PASTEL E CAFÉ
Karina Buhr, revista Continente
Desci a rua pro pastel, me reconheci mais na sombra emendada
nos pés que no reflexo depois do banho, dois por sete e cinquenta. Na minha
mancha no chão, piso em cima da minha cabeça e sustento. No espelho não tinha
os detalhes, um contorno fino dentro da moldura oval onde um tudo cabia, falava
mais que minha boca aberta, confronto, e ainda era de manhã. Amanhã vai ser tão
bom quanto hoje, me embebedo dessa profecia e fritura com orégano queimado.
Amanhecendo de novo vai ser refrescante, prometo, os dentes esmagados pela
escova com pasta demais, caindo a baba de hortelã, o cabelo se soltando do pitó
e se embrenhando no meio da confusão de espuma, mãos e águas geladas.
Minha cara não está boa,
me conta o armarinho do banheiro, mas em compensação não está pior. Eu não
olharia pra mim na rua, o que considero uma vantagem. Não acho minha roupa do
trabalho, tenho tempo. Passo o café, nua mesmo, e a toalha na cabeça. O líquido
preto quando cai não tem garrafa embaixo, desemboca direto no ralo, que alaga
tudo, caio dentro dele, não me queimo, grito nas alturas, não sai som,
mergulho. A roupa, agora estou atrasada, por que não boto nunca o despertador?

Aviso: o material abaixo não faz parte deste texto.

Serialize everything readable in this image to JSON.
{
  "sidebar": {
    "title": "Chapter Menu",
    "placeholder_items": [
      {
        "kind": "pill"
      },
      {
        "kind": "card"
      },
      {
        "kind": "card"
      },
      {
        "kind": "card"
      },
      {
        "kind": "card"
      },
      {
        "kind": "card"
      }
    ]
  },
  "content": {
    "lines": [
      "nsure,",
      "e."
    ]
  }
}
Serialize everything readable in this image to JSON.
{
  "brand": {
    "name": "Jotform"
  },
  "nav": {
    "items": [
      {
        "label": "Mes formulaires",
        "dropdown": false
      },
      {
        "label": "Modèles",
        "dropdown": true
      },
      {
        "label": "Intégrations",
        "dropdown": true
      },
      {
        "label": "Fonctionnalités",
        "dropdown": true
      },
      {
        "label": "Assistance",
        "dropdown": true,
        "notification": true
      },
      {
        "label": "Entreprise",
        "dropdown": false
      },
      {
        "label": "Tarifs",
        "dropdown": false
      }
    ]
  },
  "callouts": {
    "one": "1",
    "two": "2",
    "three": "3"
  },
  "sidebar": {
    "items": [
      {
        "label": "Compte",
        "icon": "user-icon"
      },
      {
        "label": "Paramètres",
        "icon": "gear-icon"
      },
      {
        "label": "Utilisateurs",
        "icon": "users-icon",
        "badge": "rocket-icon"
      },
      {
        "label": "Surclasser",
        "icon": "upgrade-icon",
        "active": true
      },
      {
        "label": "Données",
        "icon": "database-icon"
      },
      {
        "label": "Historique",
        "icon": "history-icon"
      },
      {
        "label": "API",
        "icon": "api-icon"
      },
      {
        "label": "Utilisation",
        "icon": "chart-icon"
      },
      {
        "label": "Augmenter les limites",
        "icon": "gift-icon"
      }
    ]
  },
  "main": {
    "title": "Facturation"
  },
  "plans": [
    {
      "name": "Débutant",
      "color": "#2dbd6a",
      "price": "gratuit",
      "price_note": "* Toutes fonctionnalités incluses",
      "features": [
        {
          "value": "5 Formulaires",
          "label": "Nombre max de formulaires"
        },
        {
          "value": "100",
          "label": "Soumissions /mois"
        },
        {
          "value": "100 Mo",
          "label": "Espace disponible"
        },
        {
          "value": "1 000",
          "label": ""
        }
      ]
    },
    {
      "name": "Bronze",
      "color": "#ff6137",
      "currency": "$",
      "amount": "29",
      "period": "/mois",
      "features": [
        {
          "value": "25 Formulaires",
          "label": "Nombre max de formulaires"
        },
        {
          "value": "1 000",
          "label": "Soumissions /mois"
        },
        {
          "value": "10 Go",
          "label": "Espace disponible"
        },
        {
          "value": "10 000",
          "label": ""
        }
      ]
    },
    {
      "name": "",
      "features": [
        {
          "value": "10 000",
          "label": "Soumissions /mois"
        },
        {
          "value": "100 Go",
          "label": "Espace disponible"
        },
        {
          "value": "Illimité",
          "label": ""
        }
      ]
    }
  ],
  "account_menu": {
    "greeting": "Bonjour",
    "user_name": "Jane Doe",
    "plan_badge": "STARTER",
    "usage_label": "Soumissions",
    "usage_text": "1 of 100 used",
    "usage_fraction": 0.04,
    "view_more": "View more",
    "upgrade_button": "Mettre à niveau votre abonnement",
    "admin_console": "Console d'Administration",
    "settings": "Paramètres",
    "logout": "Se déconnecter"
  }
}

Uma onda de café fervendo, agora me queimo e escuto vozes. É um conselho,
certeza, uma chave, faz todo sentido, me concentro pra ouvir plenamente.
Nada.
O ralo chupa a bebida
inteira, sou um espectro emergindo do pântano, cheia de algas nos braços,
respirando ainda os pedaços das cinzas do cigarro no ar. Onde não tem pó de
café nem plânctons, tem uma mensagem desenhada, escrita com os dedos, não os
meus. Viro o pescoço, sem a visão alcançar, me perco, a hora, vou chegar no
trabalho sem roupa, atrasada, borrada de café e com plânctons, acho que não vai
ter problema, nada assusta mais ninguém.
Encaixo perfeitamente os
óculos nas orelhas, a mochila nas costas e um cigarro na boca, ela mastigando,
caninos trepados à mostra. A mensagem escrita! Tenho que fotografar antes que
suma! Não encontro nada de tirar foto, minutos a mil, atrasada e contando, a
lama seca e coça, aqui a câmera! "Cabeça lateja e oca." O mais
importante recado, a frase senha do sonho, que combinei comigo na última noite,
quando ela aparecer sei que estou dormindo e é necessário atenção, se não
cuidar, tudo se perde numa fração de segundo.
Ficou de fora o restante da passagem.